Más allá de la disputa reglamentaria, el conflicto esconde una lucha política profunda sobre la identidad del partido y su vinculación con el gobierno de Javier Milei. La disputa central radica en quién tendrá el control para definir las alianzas de 2027. Desde el espacio de Luis Quiroga y Dante Rossi plantean que se trata de una "interna de contenido", dividiendo al partido entre quienes buscan acuerdos con La Libertad Avanza y quienes consideran que no existen coincidencias políticas para tal alianza. Esta postura choca directamente con la estrategia de De Loredo, quien impulsa un frente opositor no peronista junto a Luis Juez y Gabriel Bornoroni.
En este contexto, el núcleo Identidad Radical ha lanzado duras críticas contra el exdiputado nacional. Martín Lucas denunció que es contradictorio pedir elecciones internas a LLA y a Juez mientras, simultáneamente, se "destruye la democracia interna de la UCR". El documento emitido por este sector acusa a la conducción de presionar a los comités departamentales mediante notas prefabricadas para generar un respaldo artificial a la prórroga, calificando la maniobra como "autoritaria y antidemocrática" para eludir el voto de los afiliados.

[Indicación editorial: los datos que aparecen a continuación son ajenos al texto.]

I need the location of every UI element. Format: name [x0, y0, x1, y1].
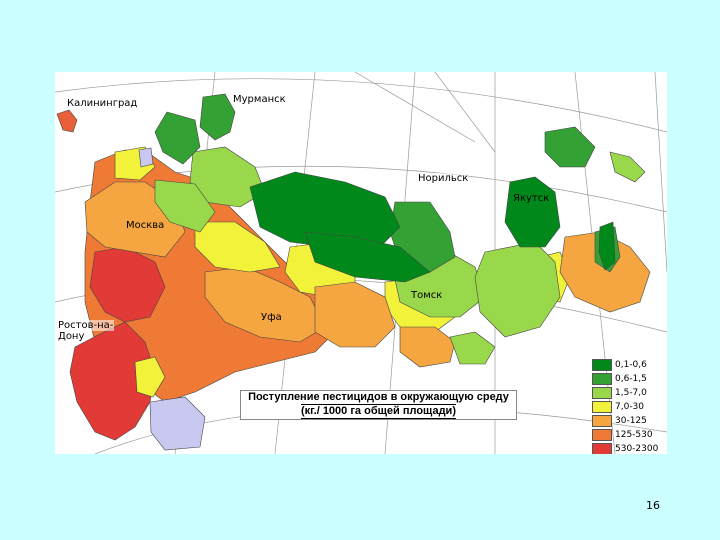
city-label-moscow: Москва: [126, 220, 165, 231]
region-evenkia-darkgreen: [304, 231, 431, 283]
region-kamchatka-lightgreen: [609, 151, 646, 183]
region-south-yellow: [134, 356, 166, 398]
legend-item: 1,5-7,0: [592, 386, 667, 400]
map-frame: Калининград Мурманск Норильск Якутск Мос…: [55, 72, 667, 454]
region-transbaikal-lightgreen: [474, 241, 561, 338]
page-number: 16: [646, 499, 660, 512]
city-label-norilsk: Норильск: [417, 173, 470, 184]
legend-label: 7,0-30: [615, 402, 645, 412]
region-sakhalin-darkgreen: [598, 221, 616, 271]
legend: 0,1-0,6 0,6-1,5 1,5-7,0 7,0-30 30-125 125-530…: [592, 358, 667, 454]
city-label-rostov-line1: Ростов-на-: [57, 320, 115, 331]
map-title-box: Поступление пестицидов в окружающую сред…: [240, 390, 517, 420]
legend-swatch: [592, 387, 612, 399]
map-title: Поступление пестицидов в окружающую сред…: [248, 391, 509, 403]
legend-item: 125-530: [592, 428, 667, 442]
region-lavender-caucasus: [149, 396, 206, 451]
russia-pesticide-map: [55, 72, 667, 454]
region-komi-lightgreen: [154, 179, 216, 233]
legend-label: 0,1-0,6: [615, 360, 647, 370]
region-yakutia-darkgreen: [504, 176, 561, 248]
legend-swatch: [592, 373, 612, 385]
legend-item: 30-125: [592, 414, 667, 428]
legend-item: 0,6-1,5: [592, 372, 667, 386]
legend-swatch: [592, 443, 612, 454]
region-kaliningrad: [56, 109, 78, 133]
city-label-murmansk: Мурманск: [233, 94, 286, 105]
city-label-ufa: Уфа: [261, 312, 282, 323]
city-label-kaliningrad: Калининград: [67, 98, 138, 109]
legend-swatch: [592, 429, 612, 441]
region-ural-lightorange: [204, 266, 326, 343]
region-central-yellow: [194, 221, 281, 273]
legend-label: 1,5-7,0: [615, 388, 647, 398]
region-murmansk-green: [199, 93, 236, 141]
city-label-yakutsk: Якутск: [513, 193, 550, 204]
region-arkhangelsk-green: [154, 111, 201, 165]
legend-item: 530-2300: [592, 442, 667, 454]
region-lavender-north: [138, 147, 154, 168]
region-buryat-lightgreen: [449, 331, 496, 365]
legend-swatch: [592, 359, 612, 371]
legend-item: 0,1-0,6: [592, 358, 667, 372]
legend-label: 530-2300: [615, 444, 659, 454]
legend-label: 125-530: [615, 430, 653, 440]
region-baikal-orange: [399, 326, 456, 368]
legend-swatch: [592, 415, 612, 427]
map-title-unit: (кг./ 1000 га общей площади): [301, 404, 456, 419]
city-label-rostov-line2: Дону: [57, 331, 86, 342]
legend-label: 0,6-1,5: [615, 374, 647, 384]
legend-label: 30-125: [615, 416, 647, 426]
region-altai-orange: [314, 281, 396, 348]
region-yamalo-darkgreen: [249, 171, 401, 253]
region-magadan-green: [544, 126, 596, 168]
legend-swatch: [592, 401, 612, 413]
legend-item: 7,0-30: [592, 400, 667, 414]
city-label-tomsk: Томск: [411, 290, 443, 301]
region-south-red: [69, 321, 156, 441]
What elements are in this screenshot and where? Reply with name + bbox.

Paralelamente, la maquinaria deloredista no se detiene en el territorio. Rodrigo de Loredo profundiza sus recorridas por el interior, con visitas programadas a Río Cuarto y Calamuchita. Al mismo tiempo, en la capital provincial, Matías Gvozdenovich, jefe del bloque radical en la Unicameral, encabeza una gira por las seccionales para reactivar la militancia y consolidar músculo territorial. Gvozdenovich ha aprovechado estas recorridas para atacar al cordobesismo de Martín Llaryora, criticando la ambigüedad de diputados como Juan Schiaretti e Ignacio García Aresca frente al Gobierno nacional, especialmente en temas de recortes de subsidios a la educación pública, discapacidad y gas.
La tensión también ha llegado a San Francisco, donde Quiroga y Rossi se mostraron junto a Carlos Briner en un acto con fuerte tono opositor a la conducción alineada con De Loredo. Luis Quiroga, quien ha manifestado sus aspiraciones de conducir la UCR provincial, prometió devolverle la identidad y modernidad al partido, insistiendo en que la estrategia para 2027 debe resolverse colectivamente.
Desde el oficialismo partidario intentan relativizar el conflicto, argumentando que las prórrogas de mandatos han sido una práctica constante en la historia de la UCR cordobesa. No obstante, la profundidad de las divisiones y la amenaza de judicialización sugieren que el partido camina al borde de una fractura, mientras De Loredo continúa consolidando su presencia territorial en las dos capitales cordobesas.